Cervantes is a native Houstonian, if you count growing up in Pasadena, and he managed to parlay a high school film course and a little luck into an internship on a low-budget film that led to a career. After six years as a location scout, he never goes anywhere without a camera, and he probably knows the physical attributes of Houston better than anyone else in town. The route he had chosen took us through Italy and France—two locations from A Woman of Independent Means, the Italian hotel and a home in the Memorial area that served as a French château. The scene was shot with a forty-foot-high blue screen so that the Eiffel Tower could later be superimposed in the background. Then we were back in the American Midwest—you might know it as Rosenberg—at the sheriff’s home in Powder, a two-story white frame farmhouse chosen for its wraparound porch.

We picked up the South Loop and made some turns into an area that was somewhere around Pearland and Friendswood. It looked a lot like Houston. It didn’t look anything like Washington, D.C. Still, Dixie Woods is the location for Arlington Road, described by Cervantes as an FBI thriller starring Tim Robbins, Jeff Bridges, and Joan Cusack. Because the two main characters do a lot of peering through blinds at each other’s houses, the angle between the houses, the foliage, and the quiet appearance of the street were crucial to the location. The size of one of the houses had to be appropriate for a professor’s salary and lifestyle: not too big, not too gaudy. Another requirement was that the houses had to be only a year or two old. Houston was one of the possible sites; North Carolina and suburban Maryland—the real setting—were its main competitors. Cervantes scouted thirty locations in Houston, took photographs, and sent them to California. They must have intrigued somebody, because the director and four producers came to Houston to scout locations.

“I knew they were looking for an intersection, probably a cul-de-sac,” Cervantes told me. “Dixie Woods has five or six cul-de-sacs, but only one of them was right.” He turned into the subdivision, and we plunged into pure suburbia: large two-story houses, each with a token pine tree. We passed one cul-de-sac, two, three, and each time, Cervantes slowed down to show me what was wrong: the fronts of the houses were too flat, or the house on the corner was too big, or the colors of the brick weren’t photogenic. Then we arrived at the fourth cul-de-sac. Instead of towering Georgians, we were greeted by smaller-scale homes whose second-story window casements broke up the roofline. I was looking at suburban D.C.

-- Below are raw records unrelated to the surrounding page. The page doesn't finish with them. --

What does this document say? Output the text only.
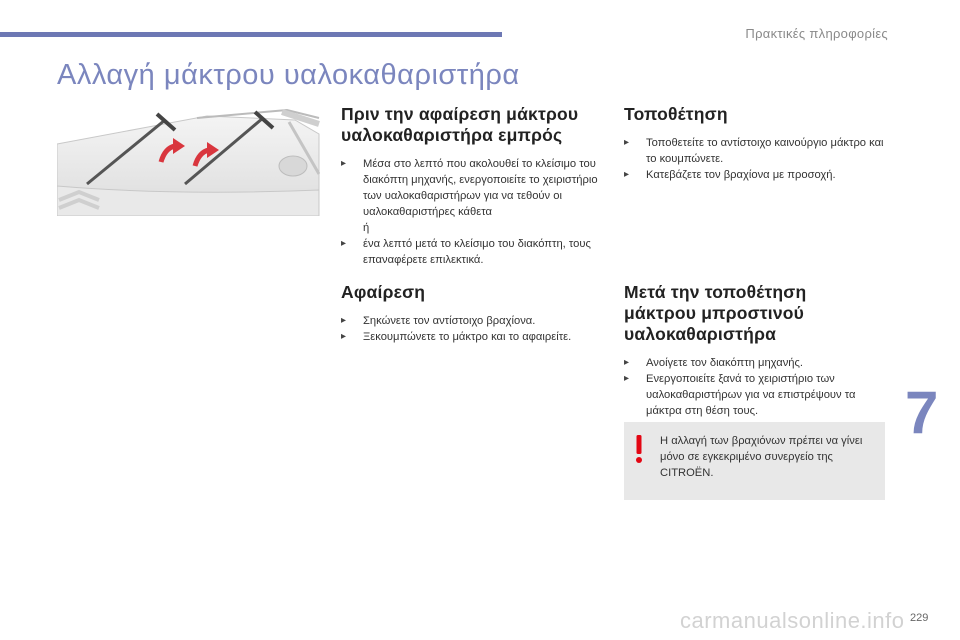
Πρακτικές πληροφορίες
Αλλαγή μάκτρου υαλοκαθαριστήρα
Πριν την αφαίρεση μάκτρου
υαλοκαθαριστήρα εμπρός
▸ Μέσα στο λεπτό που ακολουθεί το κλείσιμο του διακόπτη μηχανής, ενεργοποιείτε το χειριστήριο των υαλοκαθαριστήρων για να τεθούν οι υαλοκαθαριστήρες κάθετα
ή
▸ ένα λεπτό μετά το κλείσιμο του διακόπτη, τους επαναφέρετε επιλεκτικά.
Αφαίρεση
▸ Σηκώνετε τον αντίστοιχο βραχίονα.
▸ Ξεκουμπώνετε το μάκτρο και το αφαιρείτε.
Τοποθέτηση
▸ Τοποθετείτε το αντίστοιχο καινούργιο μάκτρο και το κουμπώνετε.
▸ Κατεβάζετε τον βραχίονα με προσοχή.
Μετά την τοποθέτηση
μάκτρου μπροστινού
υαλοκαθαριστήρα
▸ Ανοίγετε τον διακόπτη μηχανής.
▸ Ενεργοποιείτε ξανά το χειριστήριο των υαλοκαθαριστήρων για να επιστρέψουν τα μάκτρα στη θέση τους.
Η αλλαγή των βραχιόνων πρέπει να γίνει μόνο σε εγκεκριμένο συνεργείο της CITROËN.
7
carmanualsonline.info 229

“This wasn’t necessarily one of my top prospects,” Cervantes said. “We had looked at and liked a subdivision in the northwest part of the city. It was the second day before we got here. When they asked to get out of the car and look around, I knew it was a good sign.” When they asked one of the homeowners if they could look in her back yard, that was a great sign. Even so, the Hollywood contingent left town with the decision unmade, and Cervantes had to wait a week or so before learning that he had succeeded. We left the subdivision the way we had come, and as we passed the rejected cul-de-sacs, I could see at once why they were wrong.

Cervantes pointed to a corner house surrounded by a wooden fence. “They used that house for a backyard party scene,” he told me. He stopped the car for a moment and looked at the fence. “Even though I’ve been doing it for a while, I still get a thrill every time I see a movie in production,” he said, and I knew that he was looking right through the fence and seeing it come alive again.